Menschlich, ein harter Arbeiter, kein Bürokrat. Ein Malocher, der vor lauter Enthusiasmus für seine Tätigkeit auch mal die eigene Gesundheit vernachlässigte. Die Quittung folgte – 2006 musste Matthias Platzeck auf ärztlichen Rat hin das Amt als SPD-Vorsitzender aufgeben. Im Juni 2013 erlitt er einen Schlaganfall, im August trat er - auf Anraten seiner Ärzte - schweren Herzens als Ministerpräsident Brandenburgs zurück.
Für die brandenburgische SPD bedeutete Platzecks Rücktritt einen großen Verlust, er galt als Garant für Wahlsiege. 23 Jahre lang hatte der charismatische Politiker die Politik im Land geprägt - erst als Umweltminister, dann als Oberbürgermeister der Landeshauptstadt Potsdam und schließlich als Landesherr. Und Platzeck liebt sein Land von Herzen. Damit für seine Brandenburger alles reibungslos verläuft, hatte Platzeck seine Nachfolge schon geregelt, bevor er seinen Rücktritt verkündete. Auf der Pressekonferenz saß der damalige brandenburgische Innenminister Dietmar Woidke, der sein Amt übernehmen sollte, bereits an seiner Seite. Der Landtag dankte es Platzeck und wählte Dietmar Woidke am 28. August zum neuen Ministerpräsidenten.

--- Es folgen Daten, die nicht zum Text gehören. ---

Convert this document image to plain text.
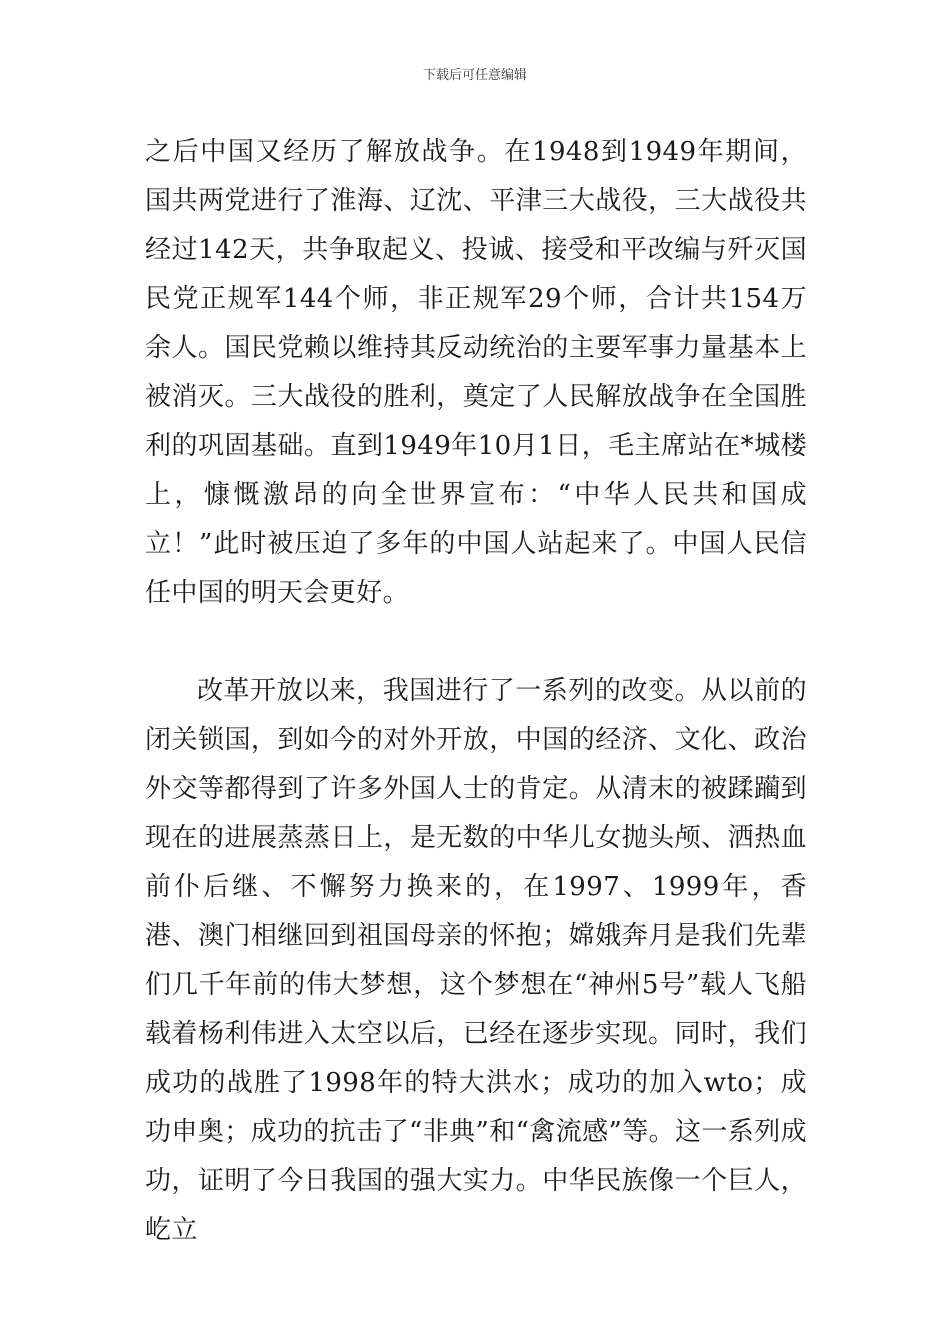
下载后可任意编辑

之后中国又经历了解放战争。在1948到1949年期间，国共两党进行了淮海、辽沈、平津三大战役，三大战役共经过142天，共争取起义、投诚、接受和平改编与歼灭国民党正规军144个师，非正规军29个师，合计共154万余人。国民党赖以维持其反动统治的主要军事力量基本上被消灭。三大战役的胜利，奠定了人民解放战争在全国胜利的巩固基础。直到1949年10月1日，毛主席站在*城楼上，慷慨激昂的向全世界宣布：“中华人民共和国成立！”此时被压迫了多年的中国人站起来了。中国人民信任中国的明天会更好。

改革开放以来，我国进行了一系列的改变。从以前的闭关锁国，到如今的对外开放，中国的经济、文化、政治外交等都得到了许多外国人士的肯定。从清末的被蹂躏到现在的进展蒸蒸日上，是无数的中华儿女抛头颅、洒热血前仆后继、不懈努力换来的，在1997、1999年，香港、澳门相继回到祖国母亲的怀抱；嫦娥奔月是我们先辈们几千年前的伟大梦想，这个梦想在“神州5号”载人飞船载着杨利伟进入太空以后，已经在逐步实现。同时，我们成功的战胜了1998年的特大洪水；成功的加入wto；成功申奥；成功的抗击了“非典”和“禽流感”等。这一系列成功，证明了今日我国的强大实力。中华民族像一个巨人，屹立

Doch so ganz kann der „Deichgraf“ die Finger nicht von der Politik lassen. Sein Mandat als Landtagsabgeordneter will Matthias Platzeck bis Ende der Wahlperiode im Herbst 2014 behalten. Und kündigte schon jetzt an, auch 2014 wieder kandidieren zu wollen. Dann wäre der charismatische Politiker bis 2019 noch "Hinterbänkler" in "seinem" Landtag. Doch seine Genossen haben andere Pläne mit ihm. Sie wollen ihren "Herzenswärmer" und Wahlsieggaranten zum Landtagspräsidenten machen.